A couple of blogs have been barking up a storm about certain real estate developers tied to dubious projects getting cozy with Julio Robaina, but Carlos Gimenez has his fair share as well. The donations reinforce the fact both candidates represent special interests and folks they will have to answer to.

According to Gimenez's June 10 quarterly report, his top benefactors are:

  • Michael Gardner, president of a Plantation-based real estate development company, who contributed $4,500 through nine of his corporations. Before the run-off Gardner bundled $6,500 for Gimenez. Gardner's firm Pointe Group is building the Grove Village on Grand, a controversial seven-block mixed-used project in West Coconut Grove, one of Miami's oldest African American neighborhoods. Some black activists have complained to Miami and county officials that Gardner's project will gentrify the neighborhood, accelerating the exodus of black residents out of the Grove.
  • Michael Adler, ex-principal of AA Acquisitions, ponied up $4,500 through nine of his companies too. Previously, he gave Gimenez $4,000 in bundled donations. In 2008, after AA Acquisitions signed a lease with the county to develop a $230 million business park at Opa-Locka airport, existing tenants filed a complaint with the Federal Aviation Administration accusing Miami-Dade officials and Adler's company of economic discrimination. The minority-owned firms alleged Adler ignored their repeated attempts to negotiate long-term leases with AA Acquisitions. Last April, county commissioners (including Gimenez) unanimously voted to give $3.9 million in job growth incentives for the project so Adler could instead lure a global trade show operator to develop a trade center, showroom and warehouse complex on the 240-acre site. This past May, Adler told the South Florida Business Journal he was no longer involved in the Opa-Locka airport deal.
  • Jeffrey Berkowitz, the developer who built the big box retail center on Fifth Street and Alton Road on Miami Beach, is another one who gave Gimenez $4,500 for the run-off. Berkowitz's wife Yolanda, who is identified as a "community activist" in Gimenez's report, gave $500 as well. Before the run-off, Berkowitz's companies combined for $5,500 for Gimenez's run. Berkowitz is responsible for putting the garish Romero Britto sculpture that fronts his Miami Beach project. He's also the developer of the Dadeland Station shopping center that in 1997 was the focus of serious problems with the county's building department. Inspectors discovered the building had dangerous flaws that required Berkowitz to spend $8.5 million to fix the three-story structure and adjacent garage. The county ultimately ruled that the construction company Berkowitz hired was to blame for the violations.
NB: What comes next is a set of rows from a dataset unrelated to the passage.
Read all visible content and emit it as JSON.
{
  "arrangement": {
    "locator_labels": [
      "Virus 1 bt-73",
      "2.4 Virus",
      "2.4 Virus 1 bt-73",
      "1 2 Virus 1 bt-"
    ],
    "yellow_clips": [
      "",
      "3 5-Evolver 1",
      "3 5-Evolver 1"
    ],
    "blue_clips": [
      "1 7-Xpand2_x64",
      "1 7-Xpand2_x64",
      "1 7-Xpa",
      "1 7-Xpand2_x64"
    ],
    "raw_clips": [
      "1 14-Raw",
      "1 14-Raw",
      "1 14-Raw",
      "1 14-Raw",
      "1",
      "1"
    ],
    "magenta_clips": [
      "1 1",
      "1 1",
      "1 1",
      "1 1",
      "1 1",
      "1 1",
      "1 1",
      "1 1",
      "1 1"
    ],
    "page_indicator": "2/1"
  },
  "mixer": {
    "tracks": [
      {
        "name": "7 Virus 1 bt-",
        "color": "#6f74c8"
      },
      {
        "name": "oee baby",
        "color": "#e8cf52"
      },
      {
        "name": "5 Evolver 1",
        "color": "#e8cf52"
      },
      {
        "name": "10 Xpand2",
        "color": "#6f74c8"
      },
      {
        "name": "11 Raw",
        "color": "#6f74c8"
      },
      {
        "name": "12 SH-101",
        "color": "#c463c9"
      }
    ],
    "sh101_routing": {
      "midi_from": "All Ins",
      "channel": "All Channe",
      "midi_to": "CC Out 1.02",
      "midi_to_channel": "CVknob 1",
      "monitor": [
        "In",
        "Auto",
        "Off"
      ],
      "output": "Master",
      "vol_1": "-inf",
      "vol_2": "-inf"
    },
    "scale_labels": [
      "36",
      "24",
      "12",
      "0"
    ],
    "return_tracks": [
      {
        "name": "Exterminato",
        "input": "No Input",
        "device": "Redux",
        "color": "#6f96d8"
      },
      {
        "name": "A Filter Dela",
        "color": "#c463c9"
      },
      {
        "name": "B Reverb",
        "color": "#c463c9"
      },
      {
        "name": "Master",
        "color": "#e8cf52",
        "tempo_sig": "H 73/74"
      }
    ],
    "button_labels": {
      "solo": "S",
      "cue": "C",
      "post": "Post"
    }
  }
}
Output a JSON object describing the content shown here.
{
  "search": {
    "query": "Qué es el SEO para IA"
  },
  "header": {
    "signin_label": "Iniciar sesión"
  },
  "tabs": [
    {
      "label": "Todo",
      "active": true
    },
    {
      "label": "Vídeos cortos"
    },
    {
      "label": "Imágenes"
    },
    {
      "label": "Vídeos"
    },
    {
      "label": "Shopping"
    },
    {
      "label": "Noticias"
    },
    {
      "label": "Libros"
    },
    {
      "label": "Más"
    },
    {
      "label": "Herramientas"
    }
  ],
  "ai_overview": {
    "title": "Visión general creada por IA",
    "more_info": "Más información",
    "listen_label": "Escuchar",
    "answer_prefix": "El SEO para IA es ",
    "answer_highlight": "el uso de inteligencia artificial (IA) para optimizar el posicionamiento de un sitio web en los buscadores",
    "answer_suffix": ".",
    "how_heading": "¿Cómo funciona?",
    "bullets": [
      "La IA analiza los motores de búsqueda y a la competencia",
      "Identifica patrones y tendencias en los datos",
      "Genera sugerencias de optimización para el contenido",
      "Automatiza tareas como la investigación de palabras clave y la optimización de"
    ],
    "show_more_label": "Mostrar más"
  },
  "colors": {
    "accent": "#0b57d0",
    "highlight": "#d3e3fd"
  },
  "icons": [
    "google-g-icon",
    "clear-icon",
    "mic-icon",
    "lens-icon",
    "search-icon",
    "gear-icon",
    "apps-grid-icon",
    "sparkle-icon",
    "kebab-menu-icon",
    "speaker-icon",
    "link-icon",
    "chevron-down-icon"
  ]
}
  • Partners at Bilzin Sumberg Baena Price & Axelrod, a law firm specializing in land use and zoning matters, have given $4,250 to Gimenez adding to the $12,050 the firm's lawyers gave the former county commissioner prior to the run off. In 2005, Partner Stanley Price, who gave Gimenez the $500 maximum, was caught on tape discussing a lobbyist fee for former state Rep. Ralph Arza (who ironically is one of Robaina's top confidantes) with client and developer Masoud Shojaee. Price explained to Shojaee that Arza was the "2000-pound gorilla in Doral" where the developer was seeking a rezoning approval from the city council. During the conversation, Price said about Arza: "He wanted $50,000 and I said you'll take $20,000 and you'll get a bonus of $30,000 when the zoning's delivered to us. And that's a tremendous payday for him." No criminal charges were filed.
  • Seven members of the Havenick family, who own Magic City Casino, each contributed the $500 maximum to Gimenez's war chest for a total of $3,500. Five companies controlled by the parimutual operators also gave $500 each for a total of $2,500. The Miami-Dade State Attorney's Office and the Florida Department of Law Enforcement are investigating $510,000 in secret payments the Havenicks (who also own Miami Jai-Alai) made to a company tied to Congressman David Rivera in 2008 when he helped run a political campaign backed by the family to legalize slots at parimutuel facilities in Miami-Dade.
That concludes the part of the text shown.